Cezaevlerindeki hasta tutuklular meselesinde sürecin başından itibaren birebir yer alanlardan biri de TUHAD-FED Genel Başkanı Zübeyde Teker. Aynı zamanda Akil İnsanlar Heyeti’nde de yer alarak süreçte aktif rol alan Teker, hükümetin şantajcı bir yaklaşım içinde olduğu görüşünde. Hükümetin tutumunun bunu kuvvetlendirdiğini dile getiren Teker, “Bu tutumun politik ahlak açısından ve vicdanen açıklanacak bir yanı yok. Süreç başlarken önderliğin birinci gündemi tutsaklardı. Önceliği halkı ve yoldaşlarıdır. Onların mutlak suretle bırakılmasını istemişti. Bizdeki listede 12 arkadaşımız bırakıldı. Bunun dışında PKK’li tutsaklar açısından değerlendirildiğinde 20 arkadaşımız ölüm sınırında. 30-40’ı ağır hasta, 15-20’si ise bir kişinin desteğine ihtiyacı olacak şekilde yaşamaya çalışıyor. Bizdeki rakam 100 civarında, İHD’nin raporu ise 500’ün üzerinde” diye konuştu.

'TÜM HASTA TUTSAK ÖZGÜR OLMALI'

Teker, son güncel gelişmeler dahilinde 20 hasta tutsağın daha tahliye edileceğini bekledikleri bilgisini vererek, “Sonuçta bizim beklentimiz o ki, hükümet bunu şantaj aracı olarak görmesin. Ölüm sınırında olanların bırakılması, ağır olanların tedavilerinin gerçekleşmesini istiyoruz.

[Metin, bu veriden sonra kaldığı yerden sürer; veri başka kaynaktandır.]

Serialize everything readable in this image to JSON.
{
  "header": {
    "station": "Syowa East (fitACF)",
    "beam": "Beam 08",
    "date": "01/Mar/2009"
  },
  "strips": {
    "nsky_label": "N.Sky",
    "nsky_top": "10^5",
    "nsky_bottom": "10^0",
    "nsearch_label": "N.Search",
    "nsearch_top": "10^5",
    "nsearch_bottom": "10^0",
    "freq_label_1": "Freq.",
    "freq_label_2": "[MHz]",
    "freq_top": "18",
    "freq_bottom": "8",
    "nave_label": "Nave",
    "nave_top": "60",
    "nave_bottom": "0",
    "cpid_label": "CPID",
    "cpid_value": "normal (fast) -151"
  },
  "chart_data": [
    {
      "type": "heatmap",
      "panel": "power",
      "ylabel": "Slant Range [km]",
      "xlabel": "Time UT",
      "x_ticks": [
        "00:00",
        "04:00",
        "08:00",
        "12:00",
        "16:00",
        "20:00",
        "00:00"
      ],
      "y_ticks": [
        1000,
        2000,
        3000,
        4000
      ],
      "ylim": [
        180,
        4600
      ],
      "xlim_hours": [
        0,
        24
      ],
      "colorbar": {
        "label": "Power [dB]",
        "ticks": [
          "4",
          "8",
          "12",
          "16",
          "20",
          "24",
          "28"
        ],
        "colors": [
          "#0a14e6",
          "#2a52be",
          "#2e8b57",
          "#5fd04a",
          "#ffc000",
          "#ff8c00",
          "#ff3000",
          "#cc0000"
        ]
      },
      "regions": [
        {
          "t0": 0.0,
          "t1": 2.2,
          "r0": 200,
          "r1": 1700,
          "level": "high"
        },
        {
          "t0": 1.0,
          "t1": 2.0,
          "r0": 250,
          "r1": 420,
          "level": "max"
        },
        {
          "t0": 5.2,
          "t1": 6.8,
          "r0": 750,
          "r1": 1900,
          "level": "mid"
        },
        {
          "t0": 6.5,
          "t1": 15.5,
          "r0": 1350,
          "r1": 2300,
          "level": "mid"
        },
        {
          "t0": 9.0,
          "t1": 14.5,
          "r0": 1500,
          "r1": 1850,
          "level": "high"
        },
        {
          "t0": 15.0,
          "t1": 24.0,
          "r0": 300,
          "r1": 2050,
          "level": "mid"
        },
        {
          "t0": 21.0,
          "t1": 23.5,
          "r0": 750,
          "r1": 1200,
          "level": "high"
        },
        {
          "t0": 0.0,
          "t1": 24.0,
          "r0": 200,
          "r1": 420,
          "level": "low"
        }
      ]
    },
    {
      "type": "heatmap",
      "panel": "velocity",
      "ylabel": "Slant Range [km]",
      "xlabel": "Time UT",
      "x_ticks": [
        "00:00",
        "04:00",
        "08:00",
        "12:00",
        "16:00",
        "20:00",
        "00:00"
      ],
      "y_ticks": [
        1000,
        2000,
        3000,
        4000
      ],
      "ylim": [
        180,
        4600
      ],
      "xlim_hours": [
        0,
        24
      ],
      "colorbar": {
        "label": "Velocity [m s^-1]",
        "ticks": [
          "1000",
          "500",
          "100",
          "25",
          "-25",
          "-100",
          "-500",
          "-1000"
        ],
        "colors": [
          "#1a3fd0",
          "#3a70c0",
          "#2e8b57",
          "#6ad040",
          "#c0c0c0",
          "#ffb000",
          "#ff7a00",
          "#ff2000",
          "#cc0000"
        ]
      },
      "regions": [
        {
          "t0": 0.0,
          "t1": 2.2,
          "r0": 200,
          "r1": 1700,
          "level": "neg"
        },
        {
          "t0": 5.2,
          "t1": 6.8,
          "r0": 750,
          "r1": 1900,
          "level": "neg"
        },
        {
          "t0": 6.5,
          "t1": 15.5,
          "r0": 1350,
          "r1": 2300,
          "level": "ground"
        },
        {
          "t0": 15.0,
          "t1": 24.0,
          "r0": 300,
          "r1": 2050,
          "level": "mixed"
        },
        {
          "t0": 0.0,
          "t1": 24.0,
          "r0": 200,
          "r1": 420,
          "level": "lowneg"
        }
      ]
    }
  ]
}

Yaşam ihtiyaçlarını giderme noktasında ikinci bir kişiye ihtiyaç duyanların da serbest bırakılması gerekiyor. Tüm hastaların bırakılması gerekiyor aslında. Uygun tedavi koşulları olmalı. Ona göre düzenlenme yapılmalı hastanelerdeki tedavi süreçlerinde” dedi.

'CEZAEVLERİNDE GİDİŞAT İYİ DEĞİL'

“Cezaevlerini tarıyoruz” diyen Teker, sözlerini şöyle sürdürdü: “Osmaniye, Kürkçüler, Sincan, Kırıklar gibi yerlerde sorunlar olabiliyor. Kişi haklarının korunması temelli bilincin idarecilerde olmaması, devlet politikasının geçmişten günümüze intikam alıcı vahim sonuçları hakim. Cezaevlerinin durumları iyi değil. Halen ihlaller söz konusu. Fiziksel, sözlü saldırılar söz konusu.”